A linear regression / classifier can absolutely be overfit if used without proper care.
Here's a small example. Let's create two vectors, the first is simply $5000$ random coin flips:
set.seed(154)
N <- 5000
y <- rbinom(N, 1, .5)
The second vector is $5000$ observations, each randomly assigned to one of $500$ random classes:
N.classes <- 500
rand.class <- factor(sample(1:N.classes, N, replace=TRUE))
There should be no relation between our flips y
and our random classes rand.class
, they were determined completely independently.
Yet, if we attempt to predict the random flip with the random class using logistic regression (a linear classifier), it sure thinks there is a relationship
M <- glm(y ~ rand.class, family="binomial")
hist(coef(M), breaks=50)
The true value of every one of these coefficients is zero. But as you can see, we have quite a spread. This linear classifier is for sure overfit.
Note: The extremes in this histogram, where the coefficients have wandered to $-15$ and $15$, are cases where a class had either no observations with y == 1
or no values with y == 0
. The actual estimated values for these coefficients are plus and minus infinity, but the logistic regression algorithm is hard coded with a bound of $15$.
"overfitting" does not seem to be formally defined. Why is that?
Overfitting may be best understood within the context of a class of models which has some complexity parameter. In this case, a model could be said to be overfit when decreasing the complexity slightly results in better expected out of sample performance.
It would be very difficult to precisely define the concept in a model independent way. A single model is just fit, you need something to compare it to for it to be over or under fit. In my example above this comparison was with the truth, but you usually don't know the truth, hence the model!
Wouldn't some distance measure between training and test set performance allow for such a formalisation?
There is such a concept, it's called the optimism. It's defined by:
$$ \omega = E_{\text{test}} - E_{\text{train}} $$
where $E$ stands for error, and each term is averaged over all possible training and testing sets for your learning algorithm.
It doesn't quite get at the essence of overfitting though, because the performance on a test set can be quite a bit worse than the train, even though a model of higher complexity decreases both.
Your reasoning makes sense to me.
Here is an extremely simple example. Suppose that $X$ consists of only two columns $x_1$ and $x_2$, and the true DGP is
$$ y=\beta_1x_1+\beta_2x_2+\epsilon $$
with nonzero $\beta_1$ and $\beta_2$, and noise $\epsilon$.
Next, assume that $Z$ contains columns $x_1, x_1^2, x_1^3, \dots$ - but not $x_2$.
If we now fit $g(Z)$ (using OLS, or any other approach), we cannot capture the effect of $x_2$, simply because $x_2$ is unknown to $g(Z)$, so we will have underfitting. But conversely, including spurious powers of $x_1$ (or any other spurious predictors) means that we can overfit, and usually will do so, unless we regularize in some way.
Best Answer
For instance, the black curve is better than the green one if the blue dots that stick out of the blue area into the red are by a pure chance, i.e. random. If you obtained another sample and the blue dots in the red area disappeared, while other blue dots showed up, this would mean that the black curve is truly capturing the separation, and the deviations are random. BUT how would you know this by looking at this ONE sample?! You can't.
Therefore, lacking the context it is impossible to say which curve is better by just staring at this sample and the curves on it. You need exogenous information, which could be other samples or your knowledge of the domain.
Like you wrote the dynamics of error reduction in training and testing samples is one way. It goes to the same idea that I wrote above: detecting that the deviations from the model are random. For instance, if you obtained another sample, and it rendered the different blue points in red area but these new points were very close the old one - this would mean that the deviations from the black line are systematic.
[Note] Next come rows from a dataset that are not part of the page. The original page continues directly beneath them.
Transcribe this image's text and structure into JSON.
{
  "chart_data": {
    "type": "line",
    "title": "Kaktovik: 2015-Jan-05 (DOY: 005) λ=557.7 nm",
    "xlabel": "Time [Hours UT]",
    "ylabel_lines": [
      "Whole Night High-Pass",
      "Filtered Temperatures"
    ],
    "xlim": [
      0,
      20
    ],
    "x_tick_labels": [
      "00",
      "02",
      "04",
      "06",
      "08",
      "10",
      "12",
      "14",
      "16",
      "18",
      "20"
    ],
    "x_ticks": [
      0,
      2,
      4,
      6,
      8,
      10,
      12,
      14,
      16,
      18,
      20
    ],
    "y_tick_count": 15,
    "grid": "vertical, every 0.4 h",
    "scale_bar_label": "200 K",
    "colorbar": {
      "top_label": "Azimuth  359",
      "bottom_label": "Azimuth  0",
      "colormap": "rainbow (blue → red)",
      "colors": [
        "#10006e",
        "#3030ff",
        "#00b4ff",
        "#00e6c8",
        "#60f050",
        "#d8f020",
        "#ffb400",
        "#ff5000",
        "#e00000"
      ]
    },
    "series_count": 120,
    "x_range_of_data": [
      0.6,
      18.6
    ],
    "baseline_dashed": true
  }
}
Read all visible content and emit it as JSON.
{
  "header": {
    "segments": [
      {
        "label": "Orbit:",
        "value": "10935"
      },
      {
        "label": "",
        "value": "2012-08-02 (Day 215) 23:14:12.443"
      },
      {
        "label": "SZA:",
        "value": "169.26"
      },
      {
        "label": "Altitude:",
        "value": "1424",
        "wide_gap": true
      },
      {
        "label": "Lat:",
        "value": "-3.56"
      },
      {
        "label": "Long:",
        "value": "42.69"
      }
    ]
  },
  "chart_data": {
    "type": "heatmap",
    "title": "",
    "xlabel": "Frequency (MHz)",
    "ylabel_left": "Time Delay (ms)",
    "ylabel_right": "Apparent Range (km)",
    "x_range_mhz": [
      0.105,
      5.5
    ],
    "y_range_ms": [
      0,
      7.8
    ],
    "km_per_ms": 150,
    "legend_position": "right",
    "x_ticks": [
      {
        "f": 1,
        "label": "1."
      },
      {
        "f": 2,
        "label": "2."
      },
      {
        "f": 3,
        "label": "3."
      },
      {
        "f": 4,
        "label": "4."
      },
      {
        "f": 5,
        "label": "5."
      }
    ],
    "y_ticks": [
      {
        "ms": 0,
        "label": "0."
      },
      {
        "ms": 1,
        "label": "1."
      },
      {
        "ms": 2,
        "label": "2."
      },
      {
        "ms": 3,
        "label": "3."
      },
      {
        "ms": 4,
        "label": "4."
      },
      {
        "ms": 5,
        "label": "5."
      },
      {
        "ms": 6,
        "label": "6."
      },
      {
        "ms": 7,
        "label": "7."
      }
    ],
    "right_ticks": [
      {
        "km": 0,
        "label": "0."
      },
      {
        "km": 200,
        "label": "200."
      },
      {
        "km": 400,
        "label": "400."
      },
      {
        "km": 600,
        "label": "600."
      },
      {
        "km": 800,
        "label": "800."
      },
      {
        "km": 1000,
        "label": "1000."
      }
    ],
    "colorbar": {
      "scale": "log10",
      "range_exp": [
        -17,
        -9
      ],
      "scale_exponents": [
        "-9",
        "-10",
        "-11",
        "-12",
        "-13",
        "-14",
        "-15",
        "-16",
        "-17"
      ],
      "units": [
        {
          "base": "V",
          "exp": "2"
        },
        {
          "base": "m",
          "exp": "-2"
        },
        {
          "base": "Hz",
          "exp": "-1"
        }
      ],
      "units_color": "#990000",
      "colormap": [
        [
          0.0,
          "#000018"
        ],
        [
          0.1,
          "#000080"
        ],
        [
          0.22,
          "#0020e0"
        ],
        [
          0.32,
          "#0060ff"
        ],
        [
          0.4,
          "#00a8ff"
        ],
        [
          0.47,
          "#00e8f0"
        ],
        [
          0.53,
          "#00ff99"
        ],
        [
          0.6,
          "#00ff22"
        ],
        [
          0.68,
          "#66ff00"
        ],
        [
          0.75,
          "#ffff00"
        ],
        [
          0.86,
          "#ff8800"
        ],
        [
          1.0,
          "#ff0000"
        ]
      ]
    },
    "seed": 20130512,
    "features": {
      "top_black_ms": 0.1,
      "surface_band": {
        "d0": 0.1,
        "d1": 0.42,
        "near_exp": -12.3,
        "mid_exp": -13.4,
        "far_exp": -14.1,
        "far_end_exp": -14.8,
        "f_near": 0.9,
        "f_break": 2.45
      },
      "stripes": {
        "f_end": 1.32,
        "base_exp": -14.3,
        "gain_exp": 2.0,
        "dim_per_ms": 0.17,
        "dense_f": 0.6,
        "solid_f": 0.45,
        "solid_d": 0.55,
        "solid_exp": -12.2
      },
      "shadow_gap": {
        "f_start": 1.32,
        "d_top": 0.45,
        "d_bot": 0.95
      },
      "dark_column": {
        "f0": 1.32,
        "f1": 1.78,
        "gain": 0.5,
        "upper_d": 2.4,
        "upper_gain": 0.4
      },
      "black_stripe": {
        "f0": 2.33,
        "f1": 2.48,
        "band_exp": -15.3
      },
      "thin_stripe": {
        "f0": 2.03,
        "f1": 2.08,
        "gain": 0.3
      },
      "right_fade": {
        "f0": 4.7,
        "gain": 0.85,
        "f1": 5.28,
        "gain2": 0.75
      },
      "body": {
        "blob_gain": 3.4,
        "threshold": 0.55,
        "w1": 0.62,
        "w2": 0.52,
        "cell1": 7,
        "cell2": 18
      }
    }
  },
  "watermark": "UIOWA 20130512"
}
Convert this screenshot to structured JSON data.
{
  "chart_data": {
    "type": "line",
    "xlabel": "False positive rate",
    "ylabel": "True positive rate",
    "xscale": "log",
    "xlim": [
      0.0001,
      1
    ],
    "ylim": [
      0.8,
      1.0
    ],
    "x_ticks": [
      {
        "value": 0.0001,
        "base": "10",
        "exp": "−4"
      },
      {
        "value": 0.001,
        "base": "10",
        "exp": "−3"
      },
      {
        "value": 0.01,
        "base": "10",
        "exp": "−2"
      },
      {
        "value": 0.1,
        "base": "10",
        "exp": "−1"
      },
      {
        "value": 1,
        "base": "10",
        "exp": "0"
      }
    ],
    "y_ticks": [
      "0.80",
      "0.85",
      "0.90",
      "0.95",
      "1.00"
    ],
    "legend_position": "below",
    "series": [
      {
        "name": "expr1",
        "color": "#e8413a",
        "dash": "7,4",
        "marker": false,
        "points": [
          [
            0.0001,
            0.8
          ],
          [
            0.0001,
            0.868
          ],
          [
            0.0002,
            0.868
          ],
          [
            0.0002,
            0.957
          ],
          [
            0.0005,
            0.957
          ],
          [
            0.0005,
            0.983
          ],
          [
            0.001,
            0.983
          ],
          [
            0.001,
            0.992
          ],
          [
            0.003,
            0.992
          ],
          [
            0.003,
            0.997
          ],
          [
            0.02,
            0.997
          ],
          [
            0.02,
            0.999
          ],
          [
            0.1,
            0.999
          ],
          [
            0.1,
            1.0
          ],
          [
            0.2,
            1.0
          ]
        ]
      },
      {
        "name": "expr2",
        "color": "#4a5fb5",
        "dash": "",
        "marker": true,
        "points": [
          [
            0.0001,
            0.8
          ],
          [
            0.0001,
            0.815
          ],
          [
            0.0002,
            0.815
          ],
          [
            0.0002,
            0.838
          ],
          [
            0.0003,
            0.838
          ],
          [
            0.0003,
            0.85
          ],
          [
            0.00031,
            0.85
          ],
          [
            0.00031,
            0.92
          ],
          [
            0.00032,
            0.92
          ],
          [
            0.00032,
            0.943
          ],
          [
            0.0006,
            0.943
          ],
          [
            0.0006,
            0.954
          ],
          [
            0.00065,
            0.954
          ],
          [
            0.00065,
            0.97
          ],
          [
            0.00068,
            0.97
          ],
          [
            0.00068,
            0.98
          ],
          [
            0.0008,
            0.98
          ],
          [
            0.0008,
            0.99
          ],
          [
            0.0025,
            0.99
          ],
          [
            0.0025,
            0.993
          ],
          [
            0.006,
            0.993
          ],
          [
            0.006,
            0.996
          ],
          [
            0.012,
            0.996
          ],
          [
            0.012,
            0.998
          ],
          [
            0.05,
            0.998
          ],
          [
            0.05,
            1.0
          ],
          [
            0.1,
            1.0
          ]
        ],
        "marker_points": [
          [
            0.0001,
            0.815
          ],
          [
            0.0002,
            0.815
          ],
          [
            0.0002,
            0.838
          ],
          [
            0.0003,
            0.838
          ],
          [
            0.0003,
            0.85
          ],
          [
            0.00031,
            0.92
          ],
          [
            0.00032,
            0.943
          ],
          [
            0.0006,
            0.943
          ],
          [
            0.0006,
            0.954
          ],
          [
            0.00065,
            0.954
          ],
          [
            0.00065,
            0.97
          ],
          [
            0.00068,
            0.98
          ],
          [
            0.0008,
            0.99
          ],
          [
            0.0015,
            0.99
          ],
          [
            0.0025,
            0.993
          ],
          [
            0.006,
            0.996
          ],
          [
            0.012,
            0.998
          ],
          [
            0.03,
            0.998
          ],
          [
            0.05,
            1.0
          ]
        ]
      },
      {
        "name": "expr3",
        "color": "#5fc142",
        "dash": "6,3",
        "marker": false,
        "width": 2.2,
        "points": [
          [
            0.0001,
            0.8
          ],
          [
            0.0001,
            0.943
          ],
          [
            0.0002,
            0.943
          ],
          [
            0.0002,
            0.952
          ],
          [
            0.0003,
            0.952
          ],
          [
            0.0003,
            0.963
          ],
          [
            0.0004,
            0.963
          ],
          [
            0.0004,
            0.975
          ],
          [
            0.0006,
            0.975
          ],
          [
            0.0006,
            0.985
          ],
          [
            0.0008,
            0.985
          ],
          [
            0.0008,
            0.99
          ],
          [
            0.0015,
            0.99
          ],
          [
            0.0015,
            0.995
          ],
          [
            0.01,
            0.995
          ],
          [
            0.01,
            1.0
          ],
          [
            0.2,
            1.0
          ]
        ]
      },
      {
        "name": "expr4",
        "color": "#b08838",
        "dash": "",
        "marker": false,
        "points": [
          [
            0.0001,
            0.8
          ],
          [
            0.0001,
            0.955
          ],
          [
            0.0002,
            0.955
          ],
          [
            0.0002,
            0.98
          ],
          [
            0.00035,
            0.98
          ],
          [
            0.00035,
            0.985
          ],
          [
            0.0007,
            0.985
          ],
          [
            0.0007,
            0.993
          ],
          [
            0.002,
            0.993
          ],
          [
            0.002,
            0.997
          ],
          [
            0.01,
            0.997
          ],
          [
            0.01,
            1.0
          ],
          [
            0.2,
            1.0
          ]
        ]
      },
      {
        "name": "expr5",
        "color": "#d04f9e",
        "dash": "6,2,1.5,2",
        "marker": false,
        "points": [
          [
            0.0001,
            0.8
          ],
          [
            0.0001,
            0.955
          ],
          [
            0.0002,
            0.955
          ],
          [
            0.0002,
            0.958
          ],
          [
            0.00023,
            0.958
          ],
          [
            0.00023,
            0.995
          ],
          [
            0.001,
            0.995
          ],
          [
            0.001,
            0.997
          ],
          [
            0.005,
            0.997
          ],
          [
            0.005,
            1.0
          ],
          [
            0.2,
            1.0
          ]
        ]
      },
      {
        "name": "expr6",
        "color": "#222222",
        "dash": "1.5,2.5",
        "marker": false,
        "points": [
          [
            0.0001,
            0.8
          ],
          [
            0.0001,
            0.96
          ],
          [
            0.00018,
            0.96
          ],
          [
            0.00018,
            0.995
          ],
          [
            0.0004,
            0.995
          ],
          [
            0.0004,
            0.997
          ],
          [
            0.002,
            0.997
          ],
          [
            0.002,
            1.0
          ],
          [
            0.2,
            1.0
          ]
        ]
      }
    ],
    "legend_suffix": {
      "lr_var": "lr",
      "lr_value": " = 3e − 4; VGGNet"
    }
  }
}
In this case you would naturally gravitate towards the blue line.
So, overfitting in my world is treating random deviations as systematic.
The main issue with overfitting (treating random as systematic) will mess up its forecasts. It does so mathematically because it becomes very sensitive to those inputs that are not important. It converts the noise in inputs into a false signal in the response, while the non-overfitting ignores the noise and produces smoother response, hence higher signal to noise ratio in the output.